Kilit Pas : İkinci bölgenin ilerisinde veya kenarda oynayan oyuncular için özellikle takımları rakip yarı sahaya yerleşiyorsa kilit pas oldukça önemli bir veriye dönüşüyor. Hlozek için kilit pas denemiyor demek pek doğru olmaz ancak bunu yeterli miktarda yapmaktan kaçınıyor. Bunun için yeterli pas becerisine ve teknik kapasiteye sahipken nadiren deniyor olması şimdilik bir sorun. Farklı profilde hücumcularla birlikte oynadıkça bu yönde de gelişim göstermesi kuvvetle muhtemel.
Araya Kaçma : Hlozek ayarında bir yeteneğe sahip oyunculardan saha içinde ister istemez herkes daha fazlasını bekler. Aslında gelişimlerine etki eden sebeplerden birisi de budur. Kimi bu beklenti altında ezilip bir türlü bekleneni veremezken kimisi de bununla başa çıkmanın bir yolunu bularak yeteneğini daha da üst seviyede sergiliyor. İşte tam da bu sebepten ötürü Hlozek’ten de çok daha fazlasını beklemek her futbolseverin doğal isteği. Kendisinden beklenen konu başlıklarından biri de üçüncü bölgede daha mobil bir anlayış sergileyerek boşlukları değerlendirmesi. Hızı ve fiziği ile zaten bunu yapabilecek kriterlere sahipken üstüne bir de tekniğini hesaba katınca hayal ettirdikleri oldukça heyecan verici.
Benzediği Oyuncular : Marco Asensio, Mikel Oyarzabal
Elbette birebir hiçbir oyuncuyu birbirine benzetmek mümkün değil ancak en azından bildiğimiz oyuncular üzerinden bir ipucu edinebilmek için olabildiğince bağlantı kuruyoruz. Bunu yaparken de hem görsel olarak sahadaki görüntüden hem de mevcut verilerden yararlanıyoruz. Hlozek için de uygun örneklerden birisi Real Madrid’in genç yıldızı Marco Asensio. Madrid ile ilk çıkış yaptığı dönem hatırlanacak olursa Asensio çıktığı her turnuva ve ligin ilk maçlarında gol atmayı başararak ciddi bir sansayon oluşturmuştu. Oldukça genç yaşına rağmen sahadaki olgun duruşu ve sakin yapısı iki oyuncuda da çok benzer. Topla olan uyumları, dribbling tercihleri ve oyun görüşleri de keza ortak nitelikler taşıyor.

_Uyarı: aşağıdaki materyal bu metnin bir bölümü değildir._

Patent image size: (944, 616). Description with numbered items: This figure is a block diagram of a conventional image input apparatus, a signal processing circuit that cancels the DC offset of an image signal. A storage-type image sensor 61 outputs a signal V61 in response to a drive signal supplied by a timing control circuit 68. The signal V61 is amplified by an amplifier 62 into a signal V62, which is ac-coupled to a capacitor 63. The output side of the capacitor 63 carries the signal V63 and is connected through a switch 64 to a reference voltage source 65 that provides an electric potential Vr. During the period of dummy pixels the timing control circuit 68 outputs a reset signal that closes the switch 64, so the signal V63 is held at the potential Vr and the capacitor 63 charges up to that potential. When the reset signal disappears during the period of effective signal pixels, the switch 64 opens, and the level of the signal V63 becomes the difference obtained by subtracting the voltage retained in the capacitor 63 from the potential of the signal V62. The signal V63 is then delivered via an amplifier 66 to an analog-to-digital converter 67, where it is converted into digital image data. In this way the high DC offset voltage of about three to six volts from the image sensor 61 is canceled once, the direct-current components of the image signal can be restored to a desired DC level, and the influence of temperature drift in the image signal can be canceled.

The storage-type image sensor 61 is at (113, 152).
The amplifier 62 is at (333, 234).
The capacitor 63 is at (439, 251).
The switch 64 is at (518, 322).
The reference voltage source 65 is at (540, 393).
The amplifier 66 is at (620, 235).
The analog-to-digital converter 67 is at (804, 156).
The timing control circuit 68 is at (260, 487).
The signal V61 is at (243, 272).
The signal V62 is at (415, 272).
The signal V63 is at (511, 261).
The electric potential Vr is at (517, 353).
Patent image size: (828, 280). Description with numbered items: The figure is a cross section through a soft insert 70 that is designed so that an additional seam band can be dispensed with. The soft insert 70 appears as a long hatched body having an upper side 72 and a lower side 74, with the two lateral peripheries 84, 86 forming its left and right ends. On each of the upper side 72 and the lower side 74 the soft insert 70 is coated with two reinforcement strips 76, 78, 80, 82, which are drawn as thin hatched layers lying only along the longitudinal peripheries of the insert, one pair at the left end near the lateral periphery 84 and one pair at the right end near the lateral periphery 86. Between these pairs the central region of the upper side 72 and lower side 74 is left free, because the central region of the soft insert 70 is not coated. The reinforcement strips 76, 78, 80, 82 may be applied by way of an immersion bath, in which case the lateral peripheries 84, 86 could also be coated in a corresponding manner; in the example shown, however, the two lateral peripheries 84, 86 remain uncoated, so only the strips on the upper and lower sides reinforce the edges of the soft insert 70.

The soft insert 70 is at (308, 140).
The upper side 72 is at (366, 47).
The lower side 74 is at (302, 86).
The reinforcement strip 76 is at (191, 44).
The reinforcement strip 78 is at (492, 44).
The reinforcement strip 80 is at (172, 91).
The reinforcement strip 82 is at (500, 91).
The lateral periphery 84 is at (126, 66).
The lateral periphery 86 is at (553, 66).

Hlozek ile Oyarzabal ilişkisi ise oyuncuların daha çok fiziki, mücadeleci ve pas düzenindeki yerlerine dayanıyor. Özellikle topla hızlı çıkışlardaki becerileri ikisi için de ön plana çıkarabileceğimiz nitelikler. Oldukça yüksek teknik kapasiteye sahip oyunculardan genelde fiziki mücadeleye ortak olmaları beklenmese de modern futbol artık bunu da talep ediyor. Bu noktada her iki oyuncuda havadan ve yerden mücadele oranlarında başarı sağlayarak gereksinimleri sağlamayı başarıyorlar.